The Formosat-5 was initially scheduled to launch four years ago aboard a much smaller rocket at a cost of less than half of the estimated $62 million that it now costs for a commercial launch aboard a Falcon 9.
Another week, another successful rocket launch and recovery by Elon Musk's groundbreaking, Mars-seeking company, SpaceX.
The Formosat-5, an Earth observation satellite built by Taiwan's National Space Organization, successfully deployed more than 11 minutes after liftoff. Eastern, at the beginning of a 42-minute launch window.
According to Space.com, the Formosat-5 satellite is created to operate in a sun-synchronous orbit about 447 miles (720 kilometers) above Earth.
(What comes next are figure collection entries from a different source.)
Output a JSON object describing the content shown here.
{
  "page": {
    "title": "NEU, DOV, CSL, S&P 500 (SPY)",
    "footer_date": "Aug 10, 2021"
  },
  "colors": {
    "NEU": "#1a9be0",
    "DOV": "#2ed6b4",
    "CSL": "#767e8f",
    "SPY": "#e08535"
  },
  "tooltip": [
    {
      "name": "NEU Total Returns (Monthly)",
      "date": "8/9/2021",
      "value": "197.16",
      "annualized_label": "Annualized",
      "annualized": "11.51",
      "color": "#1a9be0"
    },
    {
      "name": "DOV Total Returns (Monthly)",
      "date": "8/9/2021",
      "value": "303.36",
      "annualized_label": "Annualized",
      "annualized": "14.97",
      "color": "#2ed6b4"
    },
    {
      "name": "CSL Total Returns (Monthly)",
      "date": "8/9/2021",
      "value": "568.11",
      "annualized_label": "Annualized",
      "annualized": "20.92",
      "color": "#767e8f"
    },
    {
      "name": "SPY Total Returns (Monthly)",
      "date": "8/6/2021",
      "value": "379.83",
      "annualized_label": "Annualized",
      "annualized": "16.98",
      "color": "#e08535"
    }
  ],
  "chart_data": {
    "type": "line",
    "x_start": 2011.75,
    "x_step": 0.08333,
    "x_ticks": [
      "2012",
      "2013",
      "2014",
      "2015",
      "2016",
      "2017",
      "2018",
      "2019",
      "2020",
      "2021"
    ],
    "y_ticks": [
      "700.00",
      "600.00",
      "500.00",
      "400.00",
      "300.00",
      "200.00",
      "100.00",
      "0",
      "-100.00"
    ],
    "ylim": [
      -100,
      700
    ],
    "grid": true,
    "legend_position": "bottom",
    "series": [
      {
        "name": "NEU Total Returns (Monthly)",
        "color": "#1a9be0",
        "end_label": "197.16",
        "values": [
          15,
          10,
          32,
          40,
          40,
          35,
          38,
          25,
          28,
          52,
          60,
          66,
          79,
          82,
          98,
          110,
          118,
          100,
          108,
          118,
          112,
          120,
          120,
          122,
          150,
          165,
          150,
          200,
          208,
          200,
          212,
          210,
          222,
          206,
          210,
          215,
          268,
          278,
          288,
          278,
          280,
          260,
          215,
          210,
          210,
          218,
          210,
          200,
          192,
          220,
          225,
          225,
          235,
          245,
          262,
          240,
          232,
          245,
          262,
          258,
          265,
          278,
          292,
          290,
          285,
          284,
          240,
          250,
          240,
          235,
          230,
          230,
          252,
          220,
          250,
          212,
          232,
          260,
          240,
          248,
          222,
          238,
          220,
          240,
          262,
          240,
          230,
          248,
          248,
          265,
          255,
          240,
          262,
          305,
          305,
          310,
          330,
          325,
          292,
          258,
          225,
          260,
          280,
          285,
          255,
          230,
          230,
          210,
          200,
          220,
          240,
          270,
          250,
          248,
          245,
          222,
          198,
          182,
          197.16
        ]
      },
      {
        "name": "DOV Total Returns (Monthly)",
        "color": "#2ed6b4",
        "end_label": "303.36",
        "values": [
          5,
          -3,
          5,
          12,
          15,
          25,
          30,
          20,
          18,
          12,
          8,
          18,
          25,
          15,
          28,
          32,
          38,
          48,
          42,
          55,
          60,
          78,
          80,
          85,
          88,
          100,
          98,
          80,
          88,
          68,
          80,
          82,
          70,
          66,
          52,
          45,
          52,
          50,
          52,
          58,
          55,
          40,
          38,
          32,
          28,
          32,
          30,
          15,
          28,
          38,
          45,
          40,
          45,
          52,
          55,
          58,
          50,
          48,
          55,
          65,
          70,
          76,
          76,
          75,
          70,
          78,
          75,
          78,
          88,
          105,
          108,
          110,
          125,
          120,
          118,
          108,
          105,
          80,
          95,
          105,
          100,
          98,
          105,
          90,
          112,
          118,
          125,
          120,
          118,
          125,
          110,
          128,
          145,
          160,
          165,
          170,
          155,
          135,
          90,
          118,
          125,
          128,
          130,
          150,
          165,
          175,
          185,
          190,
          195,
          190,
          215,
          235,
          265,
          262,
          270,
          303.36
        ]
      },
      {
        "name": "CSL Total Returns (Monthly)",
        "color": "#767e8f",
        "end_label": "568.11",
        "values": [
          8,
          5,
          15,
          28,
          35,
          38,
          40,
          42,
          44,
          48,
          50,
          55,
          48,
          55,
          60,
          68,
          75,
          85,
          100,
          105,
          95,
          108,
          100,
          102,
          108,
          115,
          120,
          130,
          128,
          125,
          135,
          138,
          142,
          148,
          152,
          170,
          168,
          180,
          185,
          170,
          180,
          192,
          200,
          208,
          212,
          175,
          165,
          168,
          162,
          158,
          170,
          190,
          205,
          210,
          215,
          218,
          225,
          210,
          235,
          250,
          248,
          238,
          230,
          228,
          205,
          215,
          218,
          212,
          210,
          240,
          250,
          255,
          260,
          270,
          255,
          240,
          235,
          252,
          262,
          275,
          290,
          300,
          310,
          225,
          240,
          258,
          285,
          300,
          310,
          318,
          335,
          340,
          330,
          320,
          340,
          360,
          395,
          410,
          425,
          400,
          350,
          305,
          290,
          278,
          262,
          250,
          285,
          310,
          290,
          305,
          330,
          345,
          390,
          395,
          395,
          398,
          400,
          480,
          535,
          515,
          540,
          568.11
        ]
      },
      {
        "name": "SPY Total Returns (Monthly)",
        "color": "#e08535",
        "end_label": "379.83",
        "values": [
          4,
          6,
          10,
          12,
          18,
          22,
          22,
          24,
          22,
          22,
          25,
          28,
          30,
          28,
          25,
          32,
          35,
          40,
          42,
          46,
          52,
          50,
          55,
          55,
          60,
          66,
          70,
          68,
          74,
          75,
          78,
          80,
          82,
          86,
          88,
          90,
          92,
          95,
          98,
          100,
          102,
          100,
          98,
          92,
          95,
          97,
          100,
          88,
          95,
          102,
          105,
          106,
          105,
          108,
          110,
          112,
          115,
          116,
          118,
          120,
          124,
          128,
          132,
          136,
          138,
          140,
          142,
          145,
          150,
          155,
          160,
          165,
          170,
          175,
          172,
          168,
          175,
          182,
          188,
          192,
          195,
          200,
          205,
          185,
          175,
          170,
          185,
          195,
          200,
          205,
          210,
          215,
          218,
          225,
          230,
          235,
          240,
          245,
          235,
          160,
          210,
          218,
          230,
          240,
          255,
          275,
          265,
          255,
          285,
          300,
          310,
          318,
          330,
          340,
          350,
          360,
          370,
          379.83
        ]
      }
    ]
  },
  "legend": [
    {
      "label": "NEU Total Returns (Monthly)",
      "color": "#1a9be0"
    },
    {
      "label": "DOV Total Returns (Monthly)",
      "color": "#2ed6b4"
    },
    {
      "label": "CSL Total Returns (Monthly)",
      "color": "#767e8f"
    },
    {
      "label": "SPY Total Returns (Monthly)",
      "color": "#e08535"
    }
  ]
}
The spacecraft carries cameras capable of producing panchromatic images at a resolution of two meters and color images at a resolution of four meters.
In another Facebook post before the launch, Tsai said FormoSat-5 was carrying Taiwanese technology as well as Taiwanese dream. However, Spaceflight announced in March that it had made a decision to find alternative rides for those secondary payloads because of "significant" delays it expected in the Formosat-5 launch.
The launch went off as planned from VAFB's Space Launch Complex-4 just after 11:51 a.m. After the first stage sends the satellite on its way to low Earth orbit, the booster will attempt a landing on a drone ship in the Pacific Ocean. The other six rocket landings have occurred at "Landing Zone 1", a SpaceX facility at Cape Canaveral Air Force Station in Florida.